Does a New Card Affect the Average Age of Credit?

Does a New Card Affect Average Age of Credit?

How a new credit card might impact your credit history

When shopping for a new credit card, you should consider all the ramifications that come with it.

  • How will simply having it impact your spending?
  • If there is an annual fee, is it worth it?
  • Can your budget handle a new card?
  • Do the rewards match your spending habits?
  • How will opening a new account impact your credit score?

Credit History and Age of Credit

Credit history refers to how long any credit account has been open. The longer an account has been open with good payment history and no late payments, the better it is for your credit score.

To get credit age, credit bureaus calculate the average of how long all your credit accounts have been open.

Impact of a New Credit Account

When considering the impact on your average age of credit, understand that while opening a new credit card can hurt it, if you go about it in the right way you should be fine.
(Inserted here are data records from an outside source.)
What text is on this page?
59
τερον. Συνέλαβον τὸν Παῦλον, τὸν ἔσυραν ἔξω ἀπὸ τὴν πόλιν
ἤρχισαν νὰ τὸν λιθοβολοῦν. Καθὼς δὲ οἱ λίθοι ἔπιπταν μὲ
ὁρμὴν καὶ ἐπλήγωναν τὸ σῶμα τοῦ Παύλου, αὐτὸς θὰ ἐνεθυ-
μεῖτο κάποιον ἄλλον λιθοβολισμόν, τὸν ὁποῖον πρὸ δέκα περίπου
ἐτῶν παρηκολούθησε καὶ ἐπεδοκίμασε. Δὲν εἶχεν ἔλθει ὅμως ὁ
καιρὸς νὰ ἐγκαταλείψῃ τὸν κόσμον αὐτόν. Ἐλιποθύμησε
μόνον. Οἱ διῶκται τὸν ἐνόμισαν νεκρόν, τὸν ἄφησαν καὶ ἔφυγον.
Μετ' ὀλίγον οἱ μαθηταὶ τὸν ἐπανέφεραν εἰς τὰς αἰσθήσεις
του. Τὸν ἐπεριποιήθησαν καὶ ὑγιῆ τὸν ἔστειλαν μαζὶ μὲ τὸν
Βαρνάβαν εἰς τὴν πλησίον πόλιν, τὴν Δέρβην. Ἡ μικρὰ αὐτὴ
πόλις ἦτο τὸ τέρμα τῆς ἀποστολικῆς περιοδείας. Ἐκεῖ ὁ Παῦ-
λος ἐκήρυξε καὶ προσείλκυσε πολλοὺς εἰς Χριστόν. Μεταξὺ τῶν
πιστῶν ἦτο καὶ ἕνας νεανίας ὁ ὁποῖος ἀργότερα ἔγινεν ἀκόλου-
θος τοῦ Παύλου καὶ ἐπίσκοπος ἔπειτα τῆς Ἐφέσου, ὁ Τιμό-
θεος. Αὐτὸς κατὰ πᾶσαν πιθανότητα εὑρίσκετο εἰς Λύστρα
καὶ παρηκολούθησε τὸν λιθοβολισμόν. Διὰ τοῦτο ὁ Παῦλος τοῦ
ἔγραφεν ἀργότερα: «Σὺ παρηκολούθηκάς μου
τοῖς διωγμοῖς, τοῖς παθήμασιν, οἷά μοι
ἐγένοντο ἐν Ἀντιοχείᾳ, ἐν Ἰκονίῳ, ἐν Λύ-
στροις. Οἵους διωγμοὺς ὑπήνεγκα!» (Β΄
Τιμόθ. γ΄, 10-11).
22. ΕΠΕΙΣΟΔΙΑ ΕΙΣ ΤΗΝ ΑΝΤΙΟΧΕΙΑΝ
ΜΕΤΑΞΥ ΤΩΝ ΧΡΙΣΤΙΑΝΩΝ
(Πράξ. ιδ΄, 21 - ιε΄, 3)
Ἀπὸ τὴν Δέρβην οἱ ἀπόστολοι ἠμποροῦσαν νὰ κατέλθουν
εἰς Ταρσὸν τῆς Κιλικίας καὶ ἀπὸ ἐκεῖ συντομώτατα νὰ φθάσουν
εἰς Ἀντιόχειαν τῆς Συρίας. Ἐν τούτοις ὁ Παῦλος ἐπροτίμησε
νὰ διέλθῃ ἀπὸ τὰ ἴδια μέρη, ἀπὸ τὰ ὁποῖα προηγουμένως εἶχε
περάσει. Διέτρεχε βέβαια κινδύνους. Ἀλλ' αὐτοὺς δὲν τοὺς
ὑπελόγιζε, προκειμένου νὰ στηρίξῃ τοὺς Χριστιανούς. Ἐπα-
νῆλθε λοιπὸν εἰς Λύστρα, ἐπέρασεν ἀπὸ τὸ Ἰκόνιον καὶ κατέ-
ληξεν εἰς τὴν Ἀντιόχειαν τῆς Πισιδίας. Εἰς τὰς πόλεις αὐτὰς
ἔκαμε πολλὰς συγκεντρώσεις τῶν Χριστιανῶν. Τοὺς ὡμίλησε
First, consider that when you open a new account, it does affect both your credit history and credit age — two important components of your score. The former is how long any individual account has been open; the latter is the average time all of your listed accounts have been open. If you don’t have a lot of accounts on your credit report, opening a new card may have more of an impact than if you have several open accounts.

While your credit score will take a hit when you open a new credit card account, the impact is usually temporary and, once you start making timely payments, your score will rise again. Keep in mind that simply applying for a card will ding your score because it triggers a hard credit pull.

Other Important Factors

The other thing to consider here is that credit history and credit age do matter, but they aren’t the biggest factors used when calculating your credit score. They make up 15 percent of your FICO score and 21 percent of your VantageScore, which makes them significant but not overwhelming. Paying on time, conversely, makes up about 40 percent of both scoring models. Be smart when you open a new account of any kind, and your credit score should make it through relatively unscathed.